I eventually got past it, with help — therapy, honestly, was what worked for me. And a strange thing happens when the fear lifts: you start noticing everyone else. The woman across the aisle with her eyes shut tight. The guy who goes quiet the second the seatbelt sign pings. Turbulence hits and half the cabin is fine while the other half is silently negotiating with the universe.

I know exactly what that feels like from the inside. And I know what would have helped me: knowing what was coming. Fear hates a surprise. The bump that terrifies you is the one you didn't expect; the same bump, forecast in advance — "light chop over the Gulf for about twenty minutes, then smooth" — is just weather. I tried the turbulence sites that were out there. Some are genuinely clever, but in my experience they worked about half the time, and when they did, they spoke in pilot jargon that made things scarier, not calmer.

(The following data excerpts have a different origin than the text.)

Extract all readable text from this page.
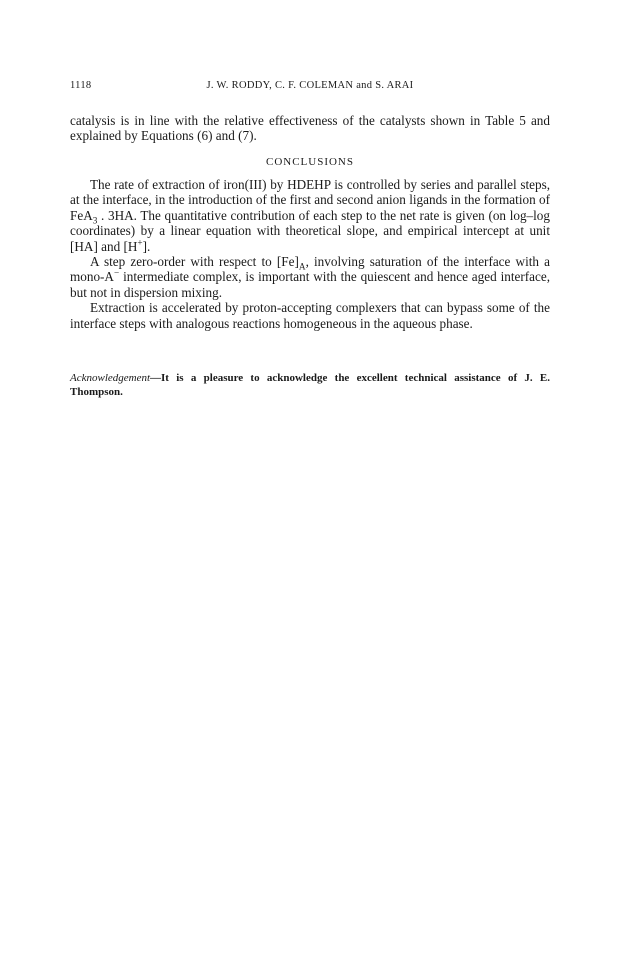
1118	J. W. RODDY, C. F. COLEMAN and S. ARAI

catalysis is in line with the relative effectiveness of the catalysts shown in Table 5 and explained by Equations (6) and (7).

CONCLUSIONS

The rate of extraction of iron(III) by HDEHP is controlled by series and parallel steps, at the interface, in the introduction of the first and second anion ligands in the formation of FeA$_3$ . 3HA. The quantitative contribution of each step to the net rate is given (on log–log coordinates) by a linear equation with theoretical slope, and empirical intercept at unit [HA] and [H+].

A step zero-order with respect to $[Fe]_A$, involving saturation of the interface with a mono-A− intermediate complex, is important with the quiescent and hence aged interface, but not in dispersion mixing.

Extraction is accelerated by proton-accepting complexers that can bypass some of the interface steps with analogous reactions homogeneous in the aqueous phase.

Acknowledgement—It is a pleasure to acknowledge the excellent technical assistance of J. E. Thompson.
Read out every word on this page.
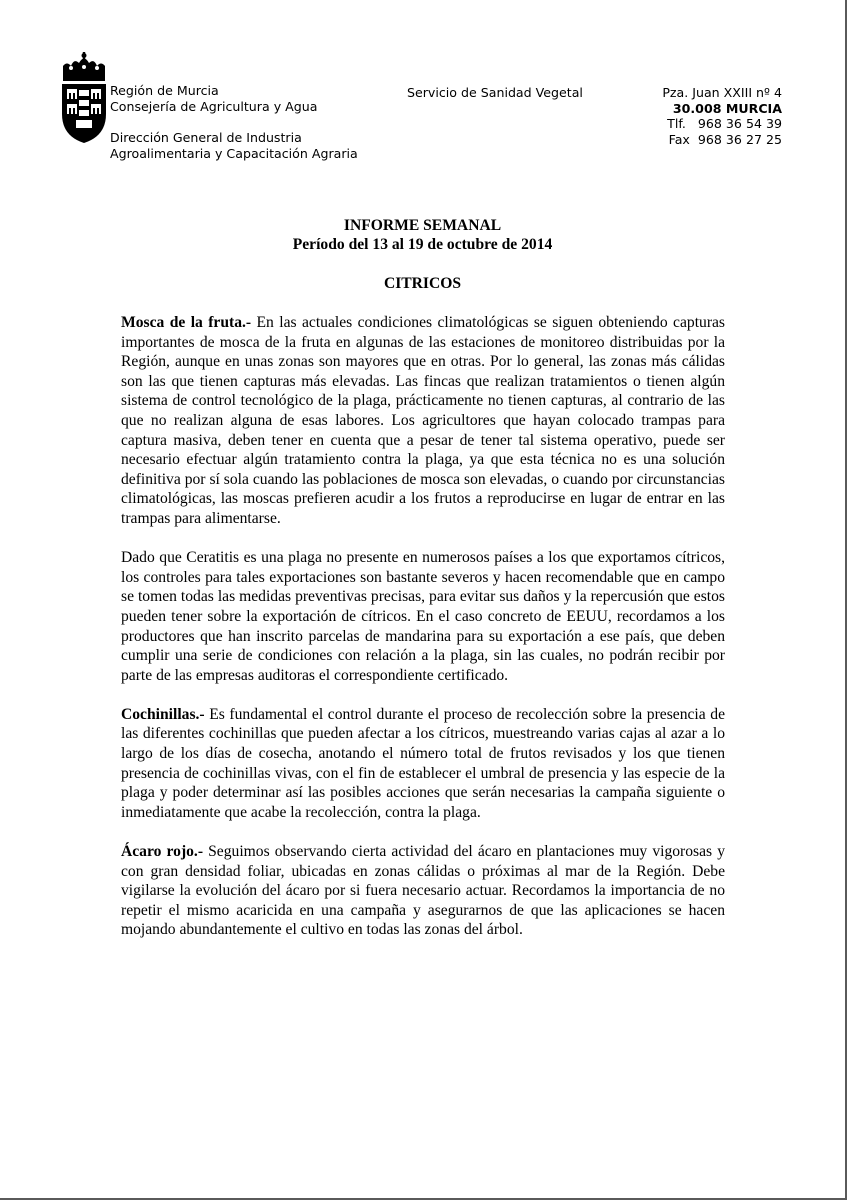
Región de Murcia
Consejería de Agricultura y Agua
Dirección General de Industria
Agroalimentaria y Capacitación Agraria
Servicio de Sanidad Vegetal	Pza. Juan XXIII nº 4
30.008 MURCIA
Tlf.   968 36 54 39
Fax  968 36 27 25
INFORME SEMANAL
Período del 13 al 19 de octubre de 2014
CITRICOS

Mosca de la fruta.- En las actuales condiciones climatológicas se siguen obteniendo capturas importantes de mosca de la fruta en algunas de las estaciones de monitoreo distribuidas por la Región, aunque en unas zonas son mayores que en otras. Por lo general, las zonas más cálidas son las que tienen capturas más elevadas. Las fincas que realizan tratamientos o tienen algún sistema de control tecnológico de la plaga, prácticamente no tienen capturas, al contrario de las que no realizan alguna de esas labores. Los agricultores que hayan colocado trampas para captura masiva, deben tener en cuenta que a pesar de tener tal sistema operativo, puede ser necesario efectuar algún tratamiento contra la plaga, ya que esta técnica no es una solución definitiva por sí sola cuando las poblaciones de mosca son elevadas, o cuando por circunstancias climatológicas, las moscas prefieren acudir a los frutos a reproducirse en lugar de entrar en las trampas para alimentarse.

Dado que Ceratitis es una plaga no presente en numerosos países a los que exportamos cítricos, los controles para tales exportaciones son bastante severos y hacen recomendable que en campo se tomen todas las medidas preventivas precisas, para evitar sus daños y la repercusión que estos pueden tener sobre la exportación de cítricos. En el caso concreto de EEUU, recordamos a los productores que han inscrito parcelas de mandarina para su exportación a ese país, que deben cumplir una serie de condiciones con relación a la plaga, sin las cuales, no podrán recibir por parte de las empresas auditoras el correspondiente certificado.

Cochinillas.- Es fundamental el control durante el proceso de recolección sobre la presencia de las diferentes cochinillas que pueden afectar a los cítricos, muestreando varias cajas al azar a lo largo de los días de cosecha, anotando el número total de frutos revisados y los que tienen presencia de cochinillas vivas, con el fin de establecer el umbral de presencia y las especie de la plaga y poder determinar así las posibles acciones que serán necesarias la campaña siguiente o inmediatamente que acabe la recolección, contra la plaga.

Ácaro rojo.- Seguimos observando cierta actividad del ácaro en plantaciones muy vigorosas y con gran densidad foliar, ubicadas en zonas cálidas o próximas al mar de la Región. Debe vigilarse la evolución del ácaro por si fuera necesario actuar. Recordamos la importancia de no repetir el mismo acaricida en una campaña y asegurarnos de que las aplicaciones se hacen mojando abundantemente el cultivo en todas las zonas del árbol.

So I built the thing I wished I'd had: a forecast in plain English, and a way to turn the ride itself into something you're doing rather than something happening to you. Log the bumps. Rate the landing. Walk off with a scorecard instead of a story about how awful it was. It sounds silly, and it is a little silly — that's the point. It's very hard to be terrified of something you're keeping score of.

The honest truth about turbulence

And if flying fills you with real dread — the kind that shapes your travel plans — please know it's very treatable. It was for me. Fear-of-flying courses and therapists who work with anxiety genuinely change lives. RideScore is a comfort, not a cure; the cure exists too.

What this site is

A free tool that estimates the bumpiness of any flight from real weather-model data (the same wind and storm forecasts professionals use), shows you pilot reports from planes that just flew near your route, and lets you score your own ride and share it. No account, no tracking, no cost. Your ride history lives on your phone and nowhere else.

If it makes one white-knuckle flier exhale somewhere over the Atlantic, it's done its job.